Progesterone-Related Immune Modulation of Pregnancy and Labor

Abstract

Pregnancy involves a complex interplay between maternal neuroendocrine and immunological systems in order to establish and sustain a growing fetus. It is thought that the uterus at pregnancy transitions from quiescent to laboring state in response to interactions between maternal and fetal systems at least partly via altered neuroendocrine signaling. Progesterone (P4) is a vital hormone in maternal reproductive tissues and immune cells during pregnancy. As such, P4 is widely used in clinical interventions to improve the chance of embryo implantation, as well as reduce the risk of miscarriage and premature labor. Here we review research to date that focus on the pathways through which P4 mediates its actions on both the maternal reproductive and immune system. We will dissect the role of P4 as a modulator of inflammation, both systemic and intrinsic to the uterus, during human pregnancy and labor.

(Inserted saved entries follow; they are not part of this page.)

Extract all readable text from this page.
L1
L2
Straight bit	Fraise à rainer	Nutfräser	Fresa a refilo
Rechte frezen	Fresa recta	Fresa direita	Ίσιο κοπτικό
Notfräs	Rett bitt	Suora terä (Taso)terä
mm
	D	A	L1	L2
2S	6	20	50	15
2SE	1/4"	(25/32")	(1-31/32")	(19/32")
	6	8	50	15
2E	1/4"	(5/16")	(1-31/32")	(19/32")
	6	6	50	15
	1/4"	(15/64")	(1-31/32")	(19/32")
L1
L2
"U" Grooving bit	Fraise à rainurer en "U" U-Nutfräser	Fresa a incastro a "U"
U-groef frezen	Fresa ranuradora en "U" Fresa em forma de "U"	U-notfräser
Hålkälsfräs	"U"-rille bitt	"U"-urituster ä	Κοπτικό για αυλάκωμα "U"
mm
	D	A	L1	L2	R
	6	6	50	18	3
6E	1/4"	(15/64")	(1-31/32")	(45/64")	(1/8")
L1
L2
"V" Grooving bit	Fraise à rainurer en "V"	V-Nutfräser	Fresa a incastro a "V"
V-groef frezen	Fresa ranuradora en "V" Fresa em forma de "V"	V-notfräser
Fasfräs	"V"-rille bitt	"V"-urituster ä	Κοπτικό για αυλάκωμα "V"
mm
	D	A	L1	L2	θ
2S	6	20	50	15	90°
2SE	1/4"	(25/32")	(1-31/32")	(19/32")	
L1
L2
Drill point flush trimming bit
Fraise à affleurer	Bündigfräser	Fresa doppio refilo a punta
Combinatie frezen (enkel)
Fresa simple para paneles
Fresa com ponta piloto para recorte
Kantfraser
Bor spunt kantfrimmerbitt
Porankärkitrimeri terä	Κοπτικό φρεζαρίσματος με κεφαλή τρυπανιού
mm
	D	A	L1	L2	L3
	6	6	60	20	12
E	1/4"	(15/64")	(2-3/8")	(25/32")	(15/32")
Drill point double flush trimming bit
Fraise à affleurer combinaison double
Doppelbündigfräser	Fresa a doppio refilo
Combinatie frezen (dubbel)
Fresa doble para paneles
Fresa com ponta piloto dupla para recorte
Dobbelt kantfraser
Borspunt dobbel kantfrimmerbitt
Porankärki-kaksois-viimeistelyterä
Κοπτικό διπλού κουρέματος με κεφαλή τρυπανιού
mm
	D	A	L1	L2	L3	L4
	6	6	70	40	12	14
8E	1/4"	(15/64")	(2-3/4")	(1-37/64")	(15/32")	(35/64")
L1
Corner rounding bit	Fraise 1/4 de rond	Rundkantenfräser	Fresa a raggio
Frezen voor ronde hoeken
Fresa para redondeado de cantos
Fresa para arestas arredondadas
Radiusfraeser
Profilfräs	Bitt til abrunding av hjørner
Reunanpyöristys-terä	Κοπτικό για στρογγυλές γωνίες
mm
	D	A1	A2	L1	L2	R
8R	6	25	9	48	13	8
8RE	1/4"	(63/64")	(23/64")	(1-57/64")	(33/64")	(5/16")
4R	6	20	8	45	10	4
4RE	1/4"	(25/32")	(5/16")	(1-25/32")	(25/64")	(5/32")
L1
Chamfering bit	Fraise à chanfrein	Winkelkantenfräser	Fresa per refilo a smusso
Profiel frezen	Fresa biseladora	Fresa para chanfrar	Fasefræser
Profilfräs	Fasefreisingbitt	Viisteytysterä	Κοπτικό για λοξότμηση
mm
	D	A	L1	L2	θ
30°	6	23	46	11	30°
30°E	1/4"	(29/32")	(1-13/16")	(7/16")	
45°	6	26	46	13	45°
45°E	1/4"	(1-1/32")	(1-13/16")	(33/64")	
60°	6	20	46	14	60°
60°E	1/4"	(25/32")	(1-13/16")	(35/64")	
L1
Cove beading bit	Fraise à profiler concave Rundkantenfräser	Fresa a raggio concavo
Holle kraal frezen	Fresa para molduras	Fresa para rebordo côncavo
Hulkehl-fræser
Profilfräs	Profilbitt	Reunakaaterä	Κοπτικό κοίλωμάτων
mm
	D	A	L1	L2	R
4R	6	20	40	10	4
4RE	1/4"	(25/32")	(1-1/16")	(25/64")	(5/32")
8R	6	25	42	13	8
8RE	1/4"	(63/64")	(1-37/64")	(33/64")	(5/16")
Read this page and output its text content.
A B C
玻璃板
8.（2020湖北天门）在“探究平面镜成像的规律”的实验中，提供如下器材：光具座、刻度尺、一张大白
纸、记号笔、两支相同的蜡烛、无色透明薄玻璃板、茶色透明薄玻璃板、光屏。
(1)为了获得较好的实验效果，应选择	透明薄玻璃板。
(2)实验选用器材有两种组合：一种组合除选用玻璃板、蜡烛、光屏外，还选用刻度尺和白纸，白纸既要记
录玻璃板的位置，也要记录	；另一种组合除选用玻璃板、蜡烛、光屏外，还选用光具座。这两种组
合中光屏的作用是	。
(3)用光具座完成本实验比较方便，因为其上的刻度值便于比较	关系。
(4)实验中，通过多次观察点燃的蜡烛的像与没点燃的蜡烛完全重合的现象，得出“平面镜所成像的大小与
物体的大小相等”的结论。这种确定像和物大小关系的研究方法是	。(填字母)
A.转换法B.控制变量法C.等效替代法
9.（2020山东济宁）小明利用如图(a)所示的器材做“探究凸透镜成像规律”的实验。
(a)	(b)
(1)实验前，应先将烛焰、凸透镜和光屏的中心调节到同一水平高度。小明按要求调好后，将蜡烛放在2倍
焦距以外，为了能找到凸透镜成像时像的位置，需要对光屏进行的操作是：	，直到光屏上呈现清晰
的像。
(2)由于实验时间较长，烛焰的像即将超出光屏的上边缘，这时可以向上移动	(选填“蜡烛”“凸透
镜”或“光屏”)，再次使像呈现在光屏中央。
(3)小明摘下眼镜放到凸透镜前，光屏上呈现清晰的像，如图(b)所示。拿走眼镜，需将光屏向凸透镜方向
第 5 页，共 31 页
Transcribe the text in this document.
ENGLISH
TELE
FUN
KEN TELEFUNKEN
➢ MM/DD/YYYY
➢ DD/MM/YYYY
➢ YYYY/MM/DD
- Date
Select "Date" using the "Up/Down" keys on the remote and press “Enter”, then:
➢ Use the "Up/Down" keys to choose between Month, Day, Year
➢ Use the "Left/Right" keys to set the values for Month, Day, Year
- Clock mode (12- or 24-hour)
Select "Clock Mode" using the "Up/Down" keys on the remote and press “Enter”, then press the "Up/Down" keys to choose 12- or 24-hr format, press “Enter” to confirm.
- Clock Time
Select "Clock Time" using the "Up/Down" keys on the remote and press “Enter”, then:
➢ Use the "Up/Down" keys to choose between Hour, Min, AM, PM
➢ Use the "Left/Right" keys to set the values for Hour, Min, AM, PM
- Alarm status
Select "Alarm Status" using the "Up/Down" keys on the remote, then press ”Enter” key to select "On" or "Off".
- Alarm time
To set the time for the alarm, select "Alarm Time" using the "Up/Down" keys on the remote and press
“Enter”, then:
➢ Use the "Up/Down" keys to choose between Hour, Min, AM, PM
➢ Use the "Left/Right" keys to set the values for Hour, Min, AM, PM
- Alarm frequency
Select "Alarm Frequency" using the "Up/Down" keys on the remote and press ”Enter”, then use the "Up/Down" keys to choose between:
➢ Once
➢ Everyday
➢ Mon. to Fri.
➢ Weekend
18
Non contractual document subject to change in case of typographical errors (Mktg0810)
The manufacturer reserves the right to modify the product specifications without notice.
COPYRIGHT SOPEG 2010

Keywords: PIBF; immune modulation; immune response; pregnancy; progesterone.

Figure 1

Proposed mechanisms of P4-regulated gene transcription to modulate T cell function. Classically, extranuclear nuclear P4 receptors (nPR) exist in an inactive state until P4 binding, after which it forms a dimer and translocates to the nucleus to bind to P4 response element (PRE) sequences within gene promoter regions to alter their transcriptional activity. Alternatively, as a monomer, nPR-P4 acts via the Src kinase to activate the MAPK cascade. P4 bound to membrane P4 receptors (mPR) alters gene transcription regulated by second messengers (cAMP and Ca²⁺) and their associated extranuclear kinases (PKA and PKC) via the MAPK signal transduction cascade to result in phosphorylation of nuclear transcription factors (TF). Membrane-bound P4 receptors mPRs and P4 receptor membrane components (PGRMC) likely affect T cell receptor (TCR) signal transduction by modulating the activities of MAPKs through Zap70, as well as Ca²⁺ mobilization caused by phospholipase Cγ (PLCγ)-driven production of diacylglycerol (DAG) and 1,4,5-trisphosphate (IP3), which lead to modulation of pro-inflammatory gene expression and T cell activation via transcription factors NF-κB, AP-1 and NFAT. Adapted with permission from Mesiano et al. (55), and Mani et al. (94).

Figure 2

P4-dependent PIBF action on T cell differentiation and cytokine production. P4 binds to PR found in P4-sensitive γδ T cells that are activated having already interacted with fetal/paternal antigen. PIBF is subsequently released, which binds to the PIBF receptor, which is heterodimerized with the IL-4 receptor, to activate the STAT6 transcription pathway for Th2 cytokine production. On Th1 cells, PIBF acts to inhibit the STAT4 pathway by promoting SOCS-3 interaction with the IL-12R receptor to inhibit Th1 cytokine production. Adapted with permission from Shah (278).

Figure 3

Summary of the immunomodulatory effects of P4. In the periphery, P4 affects T cell activation and differentiation directly by (i) T cell activation: modulation of T cell receptor (TCR) signal transduction or (ii) Induce tolerance: inducing tolerant antigen-presenting cells (APCs) including DC that suppress T cell activation during TCR engagement, as well as indirectly via induction of Tregs that subsequently modulate T cell differentiation. (iv) Cytotoxicity: P4 can also suppress cellular cytotoxicity, predominately via PIBF to block degranulation. (v) Induce tolerance at maternal fetal interface: At the maternal fetal interface, P4 can promote placental tissue growth and invasion by inducing immune-tolerant phenotypes of macrophages, natural killer (NK) and T regulatory (Treg) cells, whilst promoting exhaustion of activated CD4 and CD8 T cells that have interacted with placental-derived fetal-paternal antigens. Migration of these tolerant leukocytes to the maternal fetal-interface are partly driven by chemoattractant molecules expressed on placental tissue.